The great unlock is underway and economic activity is surging back in major developed economies. Successful vaccine rollouts have paved the way to what looks like a sustainable reopening for the UK and US economies. In continental Europe, the vaccine rollout has proved more challenging, but vaccinations are now accelerating and Covid-19 cases are falling. This sets the scene for a stellar second half of the year for global growth, with two key sources of fuel: excess household savings and US fiscal stimulus.
Excess savings accumulated during the pandemic are vast. While the hardship that the pandemic has brought to many should not be understated, the swift and forceful action of policymakers to support businesses and consumers has successfully limited the damage to household incomes. With restrictions limiting households’ ability to spend, monthly savings soared to levels far above those observed in a “normal” recession. Totting up the excess household savings for 2020 – the amount saved last year above what consumers normally put away – the numbers are extraordinary (Exhibit 1).

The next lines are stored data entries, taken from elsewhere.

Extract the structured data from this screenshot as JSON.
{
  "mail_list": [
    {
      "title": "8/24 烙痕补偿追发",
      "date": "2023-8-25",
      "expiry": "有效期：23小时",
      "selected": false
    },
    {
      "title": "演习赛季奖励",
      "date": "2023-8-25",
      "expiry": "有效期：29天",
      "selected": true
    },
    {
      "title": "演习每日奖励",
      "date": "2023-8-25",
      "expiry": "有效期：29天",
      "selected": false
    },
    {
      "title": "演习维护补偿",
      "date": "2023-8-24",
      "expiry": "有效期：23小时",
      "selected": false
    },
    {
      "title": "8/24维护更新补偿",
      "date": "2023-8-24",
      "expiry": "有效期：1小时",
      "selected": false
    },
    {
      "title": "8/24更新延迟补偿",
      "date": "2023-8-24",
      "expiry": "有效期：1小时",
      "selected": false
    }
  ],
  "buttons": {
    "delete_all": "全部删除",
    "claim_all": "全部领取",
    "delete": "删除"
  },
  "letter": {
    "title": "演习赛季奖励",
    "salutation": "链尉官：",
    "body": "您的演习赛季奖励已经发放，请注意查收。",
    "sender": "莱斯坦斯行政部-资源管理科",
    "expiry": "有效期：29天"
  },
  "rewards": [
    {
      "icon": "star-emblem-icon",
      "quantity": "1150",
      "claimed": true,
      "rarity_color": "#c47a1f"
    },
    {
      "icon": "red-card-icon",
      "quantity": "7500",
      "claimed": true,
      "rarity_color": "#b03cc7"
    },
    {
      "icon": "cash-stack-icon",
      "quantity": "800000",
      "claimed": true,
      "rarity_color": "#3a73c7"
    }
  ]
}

Exhibit 1: 2020 excess household savings
% of nominal GDP
On top of the excess savings accumulated in 2020, US consumers also benefit from the recently announced USD 1.9 trillion stimulus package, which is extraordinary in four ways. First, its size: it is worth about 9% of US GDP. Second, its speed. About 5% of GDP will be doled out before the end of September. Third, its timing. The stimulus is being delivered when the economy is recovering, rather than contracting. And finally, its nature. USD 400 billion of the stimulus is in the form of cheques in the post. For example, a family of five with a total income of under USD 150,000 will receive a combined USD 7,000 in stimulus cheques. The package will boost household incomes enormously in the first half of this year (Exhibit 2).
Exhibit 2: Selected US government benefits
% of nominal GDP
Roaring growth and the risks
Disagreement among forecasters about whether these pots of excess household savings will be spent is leading to significant dispersion in forecasts (Exhibit 3).
Exhibit 3a: US real GDP quarterly growth forecasts
Exhibit 3b: US headline CPI forecasts
% change quarter on quarter (annualised)
% change year on year, quarterly average
The unique nature of this crisis and the policy support that followed means that history provides little precedent. Some argue savings won’t be spent because they are concentrated in higher income groups, where the marginal propensity to spend is less. But this is a highly unusual situation in which consumers have been forced to save rather than choosing to save, so normal propensities to consume may not hold. We suspect the outcome will be towards the top end of estimates.
Is this a US or a global story? The US will almost certainly see more spectacular growth than its developed world peers this year. However, we expect it to be a global story by the end of the year. Not only are other regions reopening with considerable pent-up domestic savings, but some of the US fiscal stimulus will boost growth elsewhere.
As the saying goes, when the US sneezes the rest of the world catches a cold. But it is also true that when the US has a party the rest of the world gets an invite, so we expect this US spending to help fuel growth in regions where stimulus has not been so generous. European and Asian economies are both major beneficiaries of a pickup in US growth, accounting for over a fifth and over a third of total US goods imports, respectively.
How will markets react to roaring growth? It depends whether the bounce back is even more spectacular than the market already expects.
Consensus expects S&P 500 earnings to grow nearly 30% this year, and a further 14% next year. The fact that the S&P 500 sits on a forward price-to-earnings ratio of 22 may suggest that investors are more optimistic about the prospect for earnings than the analysts who provide estimates of forward earnings. Should 12-month forward earnings continue to rise as we expect, the market could climb higher. Declining valuations would moderate some of that upside, leading us to expect a more gradual pace of gains than we have seen so far this year.
The bond market is potentially more vulnerable to repricing, particularly if the bounce back is in inflation as much as growth.
The Federal Reserve (Fed) has already said it will tolerate what it expects will be “transient” inflation, but indications of a more persistent pickup would test its resolve. Under its new average inflation targeting scheme, the Fed has said it will not raise rates until three conditions are met: inflation has risen to 2%; is on track to moderately exceed 2% for some time; and the labour market has reached maximum employment. While the first condition is clearly objective, the other two contain a good deal of ambiguity.
Rising yields may generate broader asset market volatility and can also drive the equity market leadership. Periods of rising yields tend to occur when cyclical sectors outperform the broader index, while the more defensive sectors are prone to struggle. In particular, rising yields help financials that benefit from increased economic activity and improving net interest margins (Exhibit 4). However, areas of the market that have benefited most from low bond yields may struggle.
Exhibit 4: Correlation of S&P 500 sectors to us 10-year Treasury yield
10y correlation of sector rel. performance with US 10y Treasury yield
In summary, we believe the stage is set for a spectacular growth recovery in the second half of the year. This might suggest some caution about duration in fixed income. Within equity markets, we would expect to see an ongoing rotation towards cyclical sectors and value stocks.